Dr. Shelov teaches middle school and high school students how to recognize disordered eating and speaks with parents and educators about ways to treat the condition.  She explained how eating disorders manifest themselves in different ways depending on the individual.

“I have seen a lot of eating disorders in my day and so I am very aware that each one is unique, and they all cannot be managed the same way,” Dr. Shelov said.  “If I do anything, I put eating disorders in that perspective.”

The purpose of Dr. Shelov’s talk was to reshape the stigma surrounding eating disorders while addressing the importance of seeking treatment efficiently.  Dr. Shelov emphasized how adolescents should not feel ashamed if they suffer from an eating disorder because professionals can help them overcome it.

“Ultimately, [eating disorders] illustrate a very strong coping mechanism in your daughter,” Dr. Shelov said.  “They illustrate a way of coping with anxiety that she has figured out on her own.  Our job is to help her figure it out.” 

Dr. Shelov also discussed the five types of eating disorders, anorexia, bulimia, binge eating disorder, other specified feeding and eating disorder (OSFED), avoidant/restrictive food intake disorder (ARFID), and orthorexia.  She mentioned that adolescents whose family members suffer from an eating disorder are 40 percent more likely to develop one as well.  They are also susceptible to developing obsessive-compulsive disorder (OCD), rigid perfectionism, and separation anxiety.  Dr. Shelov highlighted that around 75 percent of people diagnosed with eating disorders are female.

Dr. Shelov urged students to seek help from professionals if they are struggling with an eating disorder.  She reminded them that Dr. Lisa Schwartz, School Psychologist, and Dr.

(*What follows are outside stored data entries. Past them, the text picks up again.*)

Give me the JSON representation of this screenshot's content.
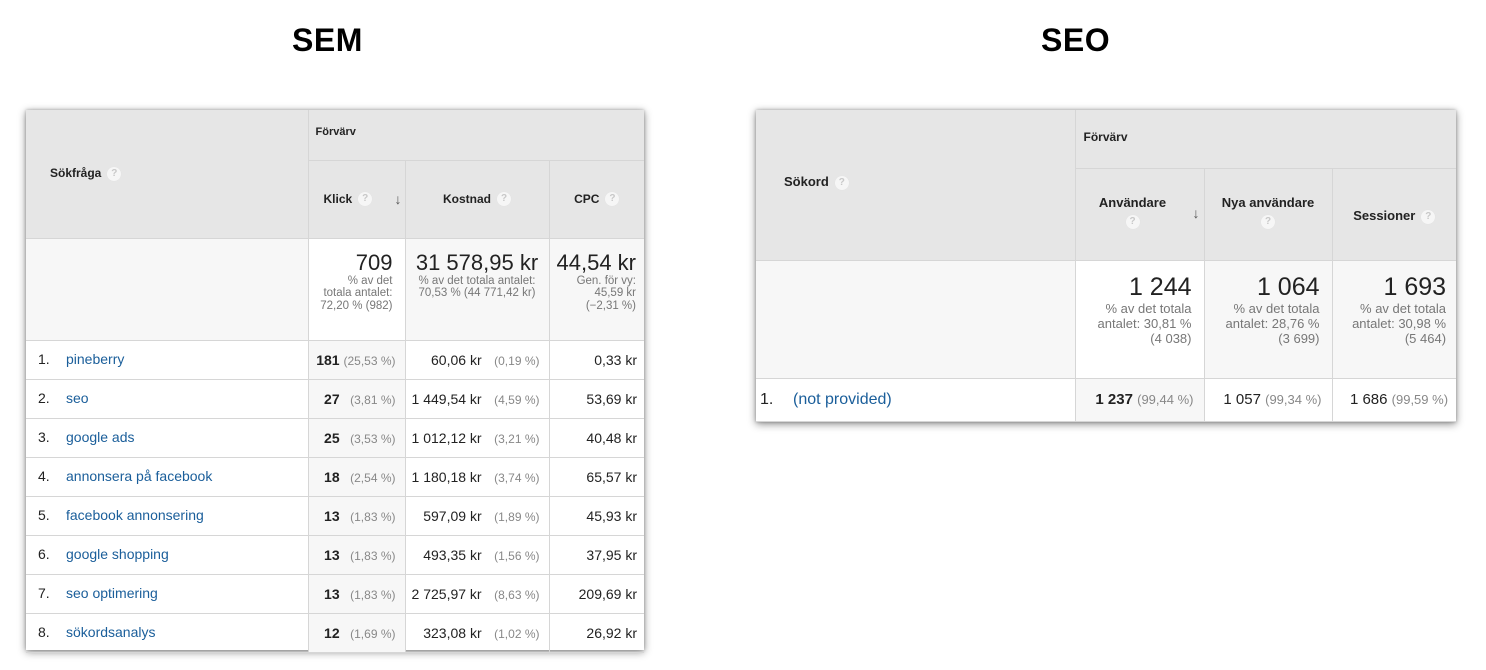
{
  "sem": {
    "title": "SEM",
    "dimension_header": "Sökfråga",
    "group_header": "Förvärv",
    "columns": [
      {
        "label": "Klick",
        "sorted": true
      },
      {
        "label": "Kostnad",
        "sorted": false
      },
      {
        "label": "CPC",
        "sorted": false
      }
    ],
    "totals": [
      {
        "value": "709",
        "lines": [
          "% av det",
          "totala antalet:",
          "72,20 % (982)"
        ]
      },
      {
        "value": "31 578,95 kr",
        "lines": [
          "% av det totala antalet:",
          "70,53 % (44 771,42 kr)"
        ]
      },
      {
        "value": "44,54 kr",
        "lines": [
          "Gen. för vy:",
          "45,59 kr",
          "(−2,31 %)"
        ]
      }
    ],
    "rows": [
      {
        "index": "1.",
        "query": "pineberry",
        "clicks": "181",
        "clicks_pct": "(25,53 %)",
        "cost": "60,06 kr",
        "cost_pct": "(0,19 %)",
        "cpc": "0,33 kr"
      },
      {
        "index": "2.",
        "query": "seo",
        "clicks": "27",
        "clicks_pct": "(3,81 %)",
        "cost": "1 449,54 kr",
        "cost_pct": "(4,59 %)",
        "cpc": "53,69 kr"
      },
      {
        "index": "3.",
        "query": "google ads",
        "clicks": "25",
        "clicks_pct": "(3,53 %)",
        "cost": "1 012,12 kr",
        "cost_pct": "(3,21 %)",
        "cpc": "40,48 kr"
      },
      {
        "index": "4.",
        "query": "annonsera på facebook",
        "clicks": "18",
        "clicks_pct": "(2,54 %)",
        "cost": "1 180,18 kr",
        "cost_pct": "(3,74 %)",
        "cpc": "65,57 kr"
      },
      {
        "index": "5.",
        "query": "facebook annonsering",
        "clicks": "13",
        "clicks_pct": "(1,83 %)",
        "cost": "597,09 kr",
        "cost_pct": "(1,89 %)",
        "cpc": "45,93 kr"
      },
      {
        "index": "6.",
        "query": "google shopping",
        "clicks": "13",
        "clicks_pct": "(1,83 %)",
        "cost": "493,35 kr",
        "cost_pct": "(1,56 %)",
        "cpc": "37,95 kr"
      },
      {
        "index": "7.",
        "query": "seo optimering",
        "clicks": "13",
        "clicks_pct": "(1,83 %)",
        "cost": "2 725,97 kr",
        "cost_pct": "(8,63 %)",
        "cpc": "209,69 kr"
      },
      {
        "index": "8.",
        "query": "sökordsanalys",
        "clicks": "12",
        "clicks_pct": "(1,69 %)",
        "cost": "323,08 kr",
        "cost_pct": "(1,02 %)",
        "cpc": "26,92 kr"
      }
    ]
  },
  "seo": {
    "title": "SEO",
    "dimension_header": "Sökord",
    "group_header": "Förvärv",
    "columns": [
      {
        "label": "Användare",
        "sorted": true
      },
      {
        "label": "Nya användare",
        "sorted": false
      },
      {
        "label": "Sessioner",
        "sorted": false
      }
    ],
    "totals": [
      {
        "value": "1 244",
        "lines": [
          "% av det totala",
          "antalet: 30,81 %",
          "(4 038)"
        ]
      },
      {
        "value": "1 064",
        "lines": [
          "% av det totala",
          "antalet: 28,76 %",
          "(3 699)"
        ]
      },
      {
        "value": "1 693",
        "lines": [
          "% av det totala",
          "antalet: 30,98 %",
          "(5 464)"
        ]
      }
    ],
    "rows": [
      {
        "index": "1.",
        "keyword": "(not provided)",
        "users": "1 237",
        "users_pct": "(99,44 %)",
        "new_users": "1 057",
        "new_users_pct": "(99,34 %)",
        "sessions": "1 686",
        "sessions_pct": "(99,59 %)"
      }
    ]
  },
  "icons": {
    "help": "?",
    "sort_down": "↓"
  }
}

Melissa Otero, School Psychologist and Middle School Wellness Teacher, are available as resources. 

Dr. Shelov has worked in the field of eating disorders for 13 years.  Helena Randolph ’24

Dr. Shelov will return to Sacred Heart to impart knowledge to the Upper School on diets, stress, and body image in March.  She concluded her January visit by reiterating that students should not feel embarrassed or hopeless if they suffer from disordered eating.  Dr. Shelov encouraged students to exhibit positivity towards others and not voice positive or negative comments about appearance.

“Do not comment on bodies,” Dr. Shelov said.  “As hard as it is, we talk about how wonderful people are, how smart people are, that people are different, that people can be happy at every size.”